The process of grouping a set of instances into classes of similar instances
What are the two types of clustering algorithms?
Partitional algorithms
Hierarchical algorithms
What are some considerations we need to make for clustering?
How to measure similarity between two things
What approach to take
How many clusters
What is a centroid?
A point that is considered to be the centre of a cluster
What are the steps for the k-means algorithm?
- Compute dist from all data to all centroids
- For each data point, assign it to whichever centroid is closer
- for each centroid, compute the mean of all points assigned to it
- Replace the centroids with the new averages
Can the final result of k-means clustering be affected by the initial centroid choice?

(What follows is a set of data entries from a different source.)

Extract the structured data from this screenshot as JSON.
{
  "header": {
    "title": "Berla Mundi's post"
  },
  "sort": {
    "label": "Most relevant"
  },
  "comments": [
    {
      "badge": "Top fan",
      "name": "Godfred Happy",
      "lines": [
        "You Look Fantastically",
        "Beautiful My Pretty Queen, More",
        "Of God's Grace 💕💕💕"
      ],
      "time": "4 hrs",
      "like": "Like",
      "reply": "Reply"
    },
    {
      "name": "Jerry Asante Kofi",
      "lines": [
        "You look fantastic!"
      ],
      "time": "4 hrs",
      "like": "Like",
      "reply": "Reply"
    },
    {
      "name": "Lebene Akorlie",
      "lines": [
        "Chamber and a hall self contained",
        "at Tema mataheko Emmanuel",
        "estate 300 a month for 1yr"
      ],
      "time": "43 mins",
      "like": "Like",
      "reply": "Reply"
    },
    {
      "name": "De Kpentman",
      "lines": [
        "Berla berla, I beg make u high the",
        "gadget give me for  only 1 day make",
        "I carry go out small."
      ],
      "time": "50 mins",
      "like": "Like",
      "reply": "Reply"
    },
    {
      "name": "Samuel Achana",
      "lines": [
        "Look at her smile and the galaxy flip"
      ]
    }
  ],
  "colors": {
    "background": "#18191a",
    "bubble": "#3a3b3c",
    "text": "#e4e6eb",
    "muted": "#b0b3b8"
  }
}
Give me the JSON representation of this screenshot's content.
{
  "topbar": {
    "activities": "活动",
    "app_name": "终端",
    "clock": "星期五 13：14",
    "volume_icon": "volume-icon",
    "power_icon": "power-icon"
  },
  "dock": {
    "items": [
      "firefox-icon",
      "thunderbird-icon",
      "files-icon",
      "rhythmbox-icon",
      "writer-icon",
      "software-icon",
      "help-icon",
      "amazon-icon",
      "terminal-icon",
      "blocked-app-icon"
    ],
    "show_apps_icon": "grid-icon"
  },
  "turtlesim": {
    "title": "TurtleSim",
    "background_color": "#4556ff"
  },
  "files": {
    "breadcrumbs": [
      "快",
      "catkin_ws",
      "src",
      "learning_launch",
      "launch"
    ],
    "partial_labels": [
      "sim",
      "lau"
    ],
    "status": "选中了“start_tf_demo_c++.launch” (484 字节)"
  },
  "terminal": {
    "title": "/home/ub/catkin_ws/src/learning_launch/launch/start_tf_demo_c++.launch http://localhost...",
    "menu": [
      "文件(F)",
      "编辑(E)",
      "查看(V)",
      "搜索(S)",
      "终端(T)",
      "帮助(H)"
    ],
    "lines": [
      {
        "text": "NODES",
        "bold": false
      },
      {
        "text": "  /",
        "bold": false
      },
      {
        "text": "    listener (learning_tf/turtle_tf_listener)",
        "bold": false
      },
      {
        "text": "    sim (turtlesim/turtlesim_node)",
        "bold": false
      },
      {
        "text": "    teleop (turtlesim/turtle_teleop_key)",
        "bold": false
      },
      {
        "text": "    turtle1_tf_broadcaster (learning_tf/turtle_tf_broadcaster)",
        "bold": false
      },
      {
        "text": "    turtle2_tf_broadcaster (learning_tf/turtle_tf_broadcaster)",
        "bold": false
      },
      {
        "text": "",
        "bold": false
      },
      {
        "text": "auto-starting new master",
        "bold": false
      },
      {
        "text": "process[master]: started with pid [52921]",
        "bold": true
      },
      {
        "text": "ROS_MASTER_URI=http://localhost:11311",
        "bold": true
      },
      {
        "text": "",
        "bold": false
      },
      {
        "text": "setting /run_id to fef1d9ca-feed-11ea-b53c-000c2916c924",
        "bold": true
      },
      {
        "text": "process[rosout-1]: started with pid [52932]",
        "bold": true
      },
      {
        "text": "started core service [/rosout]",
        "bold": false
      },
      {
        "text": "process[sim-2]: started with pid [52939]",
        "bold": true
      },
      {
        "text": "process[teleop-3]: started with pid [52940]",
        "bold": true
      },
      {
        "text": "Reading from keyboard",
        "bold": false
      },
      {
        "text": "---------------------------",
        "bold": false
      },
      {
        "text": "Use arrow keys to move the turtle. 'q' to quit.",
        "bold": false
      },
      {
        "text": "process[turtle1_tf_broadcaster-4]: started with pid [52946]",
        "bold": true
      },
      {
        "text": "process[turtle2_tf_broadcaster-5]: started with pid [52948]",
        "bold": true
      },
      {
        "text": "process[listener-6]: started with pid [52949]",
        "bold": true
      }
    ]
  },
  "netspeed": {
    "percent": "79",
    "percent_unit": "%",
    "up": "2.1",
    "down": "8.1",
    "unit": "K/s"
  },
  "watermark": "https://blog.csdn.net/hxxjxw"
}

Yes - some can result in a poor convergence rate, or convergence to sub optimal clusterings
What is the time complexity of k-means clustering?
O(iknd)
i - iterations
k - num of centroids
n - num of data points
d - number of features of the data points
What are the limitations of k-means clustering?
- Must choose param k in advance
- Data must be numerical and must be able to be compared via a suitable measure
- Algorithm sensitive to outliers that do not belong in a cluster
- works best on data with spherical clusters
How do we measure cluster validity?
- High inter (between) cluster distances
- Low intra (within) cluster distances
What are the two kinds of hierarchical clustering algorithms?
- Agglomerative (bottom up)
- Divisive (top down)
How does HAC work?
- Start with each point being a cluster
- Merge the closest points
- Eventually all points belong to the same cluster
How does HDC work?
- Start with all points belonging to one cluster
- Split furthest points
- Eventually each node is an individual cluster
What are the steps for HAC?
Compute the distance matrix (= distance between any 2 data points)
Let each data point be a cluster
Repeat:
Merge the two (or more) closest clusters
Update the distance matrix
Until only a single cluster remains
What are the different ways to define closest clusters?
- Single link : dist of closest
- Complete link : dist of furthest
- Centroid : dist of cog
- Average link : average dist of data points